This month, we launch a new series featuring Native American students on their journey to success at Montana State University.
Meet Jade Yazzie. She’s a student on a mission to transform behavioral health on Indigenous reservations.
MTN News learned Jade is one of the few Native American students in the dietetics major at MSU.
It’s expertise she plans to use to impact the lives of people in the communities who have already given so much to her.
“I would like to give back to native communities in general, not just in my community but in all communities so that they can see dieticians in native communities are needed back home,” said Jade.
Indeed, Jade says she believes food is life.

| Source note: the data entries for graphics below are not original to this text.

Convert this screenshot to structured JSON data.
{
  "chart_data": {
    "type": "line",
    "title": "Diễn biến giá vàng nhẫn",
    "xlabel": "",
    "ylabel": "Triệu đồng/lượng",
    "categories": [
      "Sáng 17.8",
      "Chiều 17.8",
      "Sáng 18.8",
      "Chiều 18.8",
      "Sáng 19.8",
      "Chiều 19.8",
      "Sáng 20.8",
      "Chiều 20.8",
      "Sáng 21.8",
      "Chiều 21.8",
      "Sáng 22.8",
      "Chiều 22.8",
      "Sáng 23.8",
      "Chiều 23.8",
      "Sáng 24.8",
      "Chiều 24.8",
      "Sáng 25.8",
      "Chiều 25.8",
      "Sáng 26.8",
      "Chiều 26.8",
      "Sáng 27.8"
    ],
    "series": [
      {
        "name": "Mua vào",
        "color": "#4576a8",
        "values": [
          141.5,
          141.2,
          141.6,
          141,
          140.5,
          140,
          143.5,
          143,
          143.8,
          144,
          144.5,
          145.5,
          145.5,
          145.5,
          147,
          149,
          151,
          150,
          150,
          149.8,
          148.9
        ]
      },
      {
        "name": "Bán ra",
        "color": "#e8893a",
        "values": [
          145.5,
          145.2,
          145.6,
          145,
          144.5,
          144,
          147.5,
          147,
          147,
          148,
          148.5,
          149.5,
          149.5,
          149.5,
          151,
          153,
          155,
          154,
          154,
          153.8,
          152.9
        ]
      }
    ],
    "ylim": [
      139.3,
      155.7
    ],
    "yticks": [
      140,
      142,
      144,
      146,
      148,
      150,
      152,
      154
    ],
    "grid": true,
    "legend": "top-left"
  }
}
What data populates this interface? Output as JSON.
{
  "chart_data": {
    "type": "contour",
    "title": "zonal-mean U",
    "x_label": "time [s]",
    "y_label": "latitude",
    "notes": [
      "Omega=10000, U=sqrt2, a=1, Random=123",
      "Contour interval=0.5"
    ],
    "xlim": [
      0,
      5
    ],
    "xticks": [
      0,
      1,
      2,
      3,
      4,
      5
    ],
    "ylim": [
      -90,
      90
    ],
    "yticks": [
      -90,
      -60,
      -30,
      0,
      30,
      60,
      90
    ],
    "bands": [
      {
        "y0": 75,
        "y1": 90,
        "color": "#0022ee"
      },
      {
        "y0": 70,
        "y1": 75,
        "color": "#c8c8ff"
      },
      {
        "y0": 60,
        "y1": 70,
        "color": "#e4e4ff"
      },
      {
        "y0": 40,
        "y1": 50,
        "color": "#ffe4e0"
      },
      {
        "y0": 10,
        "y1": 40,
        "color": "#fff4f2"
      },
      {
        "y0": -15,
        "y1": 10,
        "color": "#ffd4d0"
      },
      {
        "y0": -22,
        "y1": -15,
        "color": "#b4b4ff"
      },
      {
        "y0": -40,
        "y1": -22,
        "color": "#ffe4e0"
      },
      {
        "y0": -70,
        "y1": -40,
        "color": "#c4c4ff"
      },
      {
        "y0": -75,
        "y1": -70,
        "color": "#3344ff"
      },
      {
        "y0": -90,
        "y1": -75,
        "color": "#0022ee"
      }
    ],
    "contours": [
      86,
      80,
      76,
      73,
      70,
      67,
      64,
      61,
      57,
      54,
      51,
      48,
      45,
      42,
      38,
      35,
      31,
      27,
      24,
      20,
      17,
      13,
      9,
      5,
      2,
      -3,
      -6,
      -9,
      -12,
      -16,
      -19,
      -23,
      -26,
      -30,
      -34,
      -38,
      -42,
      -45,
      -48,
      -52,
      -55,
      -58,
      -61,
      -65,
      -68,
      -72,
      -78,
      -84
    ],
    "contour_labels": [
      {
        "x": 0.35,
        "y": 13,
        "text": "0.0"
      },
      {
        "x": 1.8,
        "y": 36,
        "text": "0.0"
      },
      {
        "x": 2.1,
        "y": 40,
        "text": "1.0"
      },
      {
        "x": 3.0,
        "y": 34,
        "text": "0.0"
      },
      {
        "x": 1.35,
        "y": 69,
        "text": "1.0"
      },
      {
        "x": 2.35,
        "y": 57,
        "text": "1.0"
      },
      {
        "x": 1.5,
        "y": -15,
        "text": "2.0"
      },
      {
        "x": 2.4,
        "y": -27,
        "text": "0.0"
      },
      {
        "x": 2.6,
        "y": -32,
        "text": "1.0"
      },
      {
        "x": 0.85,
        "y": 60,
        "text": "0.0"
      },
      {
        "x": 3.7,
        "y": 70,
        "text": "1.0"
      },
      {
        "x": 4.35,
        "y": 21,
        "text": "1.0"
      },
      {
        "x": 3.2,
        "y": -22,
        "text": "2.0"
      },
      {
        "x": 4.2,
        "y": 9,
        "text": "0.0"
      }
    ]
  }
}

She says she decided to study dietetics because she feels there need to be more options to learn about behavioral health on reservations.
“Dieticians are there to help you understand food and we are there to help you in the long term instead of the short term,” said Jade. “That’s why I want to give back to native communities because we are losing our people, sadly.”
She grew up on the Navajo reservation in Arizona and also has family connections in Rocky Boy. She first studied nursing but realized educating people about how better food choices could change their lives was her true calling.
“I would like to give back to native communities in general, not just in my community but in all communities so that they can see dieticians in native communities are needed back home.”
She dreams of sticking with a patient long after the event that brought them to the hospital for true long-term healing.
Jade says there’s a lack of education on reservations about everything from how to read food labels to what steps to take for long-term care after a diabetes or heart disease diagnosis, and she wants to change that.
“I want to give back to my community because I want them to know that dieticians do exist,” she said.
“I’ve never seen a dietician in any health clinics ever,” said Jade. “We are kind of the back burner but we play such a huge role with aftercare, especially with outpatients because they still need our help.”
Meantime on MSU’s campus, her friends say she already has a reputation for leadership and strength. She is a graduate student in her eighth year of schooling. But Jade recalls a time right after she left her Arizona home when she didn’t know if she could handle the pressures of college and being so far away.
Jade says she was able to overcome the homesickness because of Native American communities on campuses in Montana that took her in and showed her she was family.
“Just the welcoming and just being so happy,” said Jade. “Just welcoming me into your community and being so selfless and making sure native students succeed. I’m so thankful.”
She says she tries to show that same love to other students, and one day, the patients that will call on her for help.
"I’m not going change it overnight, but step-by-step as more progress is being made towards that, and I want to be a part of that change,” said Jade.
Jade said she’s passionate about bringing the four pillars of health into her practice: to be there for others—spiritually, mentally, physically, and emotionally.